SANS analysis of purified bacterial cellulose with 0 and 100 % deuterium incorporation. a SANS profiles of celluloses grown using 100 % (dark grey open circles) and 0 % (light grey dots) D-Glycerol measured in 100 % H2O. Large disks (closest approximation to sheet-like forms) with monodisperse thickness (solid black lines) and Schulz’s polydisperse thickness (dashed black lines) were used as models to fit data. The thickness distribution (100 and 0 % D-Glycerol—dark and light grey lines respectively) is plotted against the thickness (top) versus size distribution (right). b SEM image of protiated bacterial cellulose (scale bar 50 μm)

Conclusions

This study shows that deuterium incorporation into bacterial cellulose can be varied by altering the ratio of deuterated and protiated glycerol used during cell growth in a D2O-based growth medium.

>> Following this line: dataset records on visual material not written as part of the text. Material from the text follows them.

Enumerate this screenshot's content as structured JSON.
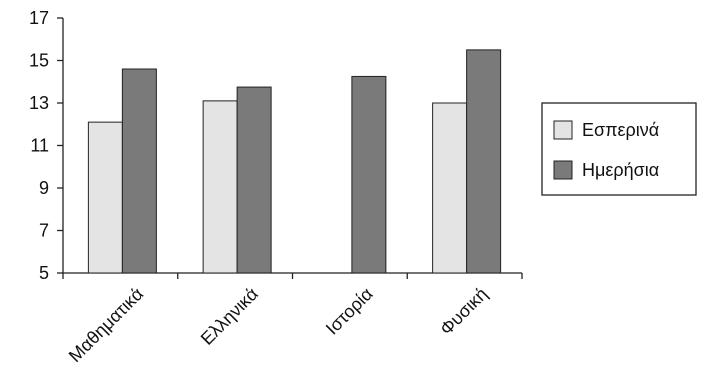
{
  "chart_data": {
    "type": "bar",
    "categories": [
      "Μαθηματικά",
      "Ελληνικά",
      "Ιστορία",
      "Φυσική"
    ],
    "series": [
      {
        "name": "Εσπερινά",
        "values": [
          12.1,
          13.1,
          null,
          13.0
        ],
        "color": "#e4e4e4"
      },
      {
        "name": "Ημερήσια",
        "values": [
          14.6,
          13.75,
          14.25,
          15.5
        ],
        "color": "#7a7a7a"
      }
    ],
    "title": "",
    "xlabel": "",
    "ylabel": "",
    "ylim": [
      5,
      17
    ],
    "yticks": [
      5,
      7,
      9,
      11,
      13,
      15,
      17
    ],
    "grid": false,
    "legend_position": "right"
  }
}
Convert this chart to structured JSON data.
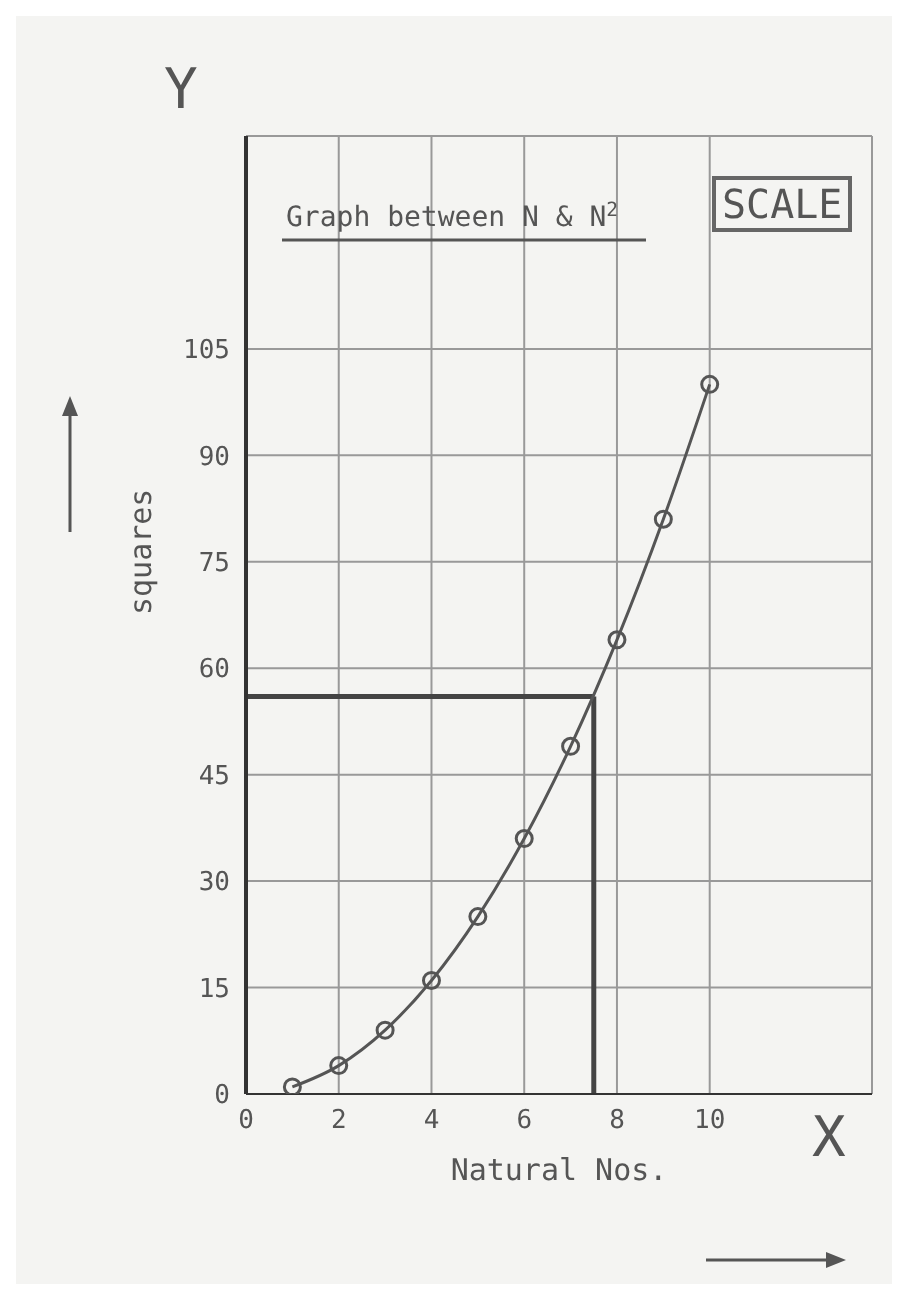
{
  "chart_data": {
    "type": "line",
    "title": "Graph between N & N$^{2}$",
    "xlabel": "Natural Nos.",
    "ylabel": "squares",
    "annotations": [
      "Y",
      "X",
      "SCALE"
    ],
    "x": [
      1,
      2,
      3,
      4,
      5,
      6,
      7,
      8,
      9,
      10
    ],
    "series": [
      {
        "color": "#555555",
        "values": [
          1,
          4,
          9,
          16,
          25,
          36,
          49,
          64,
          81,
          100
        ]
      }
    ],
    "xlim": [
      0,
      13.5
    ],
    "xticks": [
      0,
      2,
      4,
      6,
      8,
      10
    ],
    "ylim": [
      0,
      135
    ],
    "yticks": [
      0,
      15,
      30,
      45,
      60,
      75,
      90,
      105
    ],
    "ref_lines": [
      {
        "axis": "x",
        "value": 7.5,
        "color": "#444444"
      },
      {
        "axis": "y",
        "value": 56,
        "color": "#444444"
      }
    ],
    "grid": true,
    "marker": "circle",
    "line_style": "solid"
  }
}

Spectrophotometric analysis and mass spectrometry show that the level of deuterium incorporation is high (>90 %) for the perdeuterated form of bacterial cellulose. This is consistent with the results from a previous investigation using nuclear magnetic resonance to characterize deuterated bacterial cellulose (Bali et al. 2013). The SANS profiles of the cellulose are all similar indicating that there are no structural changes in the cellulose due to substitution of deuterium for hydrogen. Previous powder x-ray diffraction and scanning electron microscopy of deuterated cellulose also support this observation (Bali et al. 2013). This material will have a wide range of applications in elastic and inelastic neutron scattering experiments for studying aspects of cellulose structure and dynamics. The large difference in the scattering cross-sections of hydrogen and deuterium introduces contrast between different components in a system which would not be possible with natural abundance isotopic forms of the same material. Using this approach it is possible to carry out structural studies such as investigating the interaction of enzymes with cellulose and also dynamic studies such as investigating water diffusion on the surface of cellulose.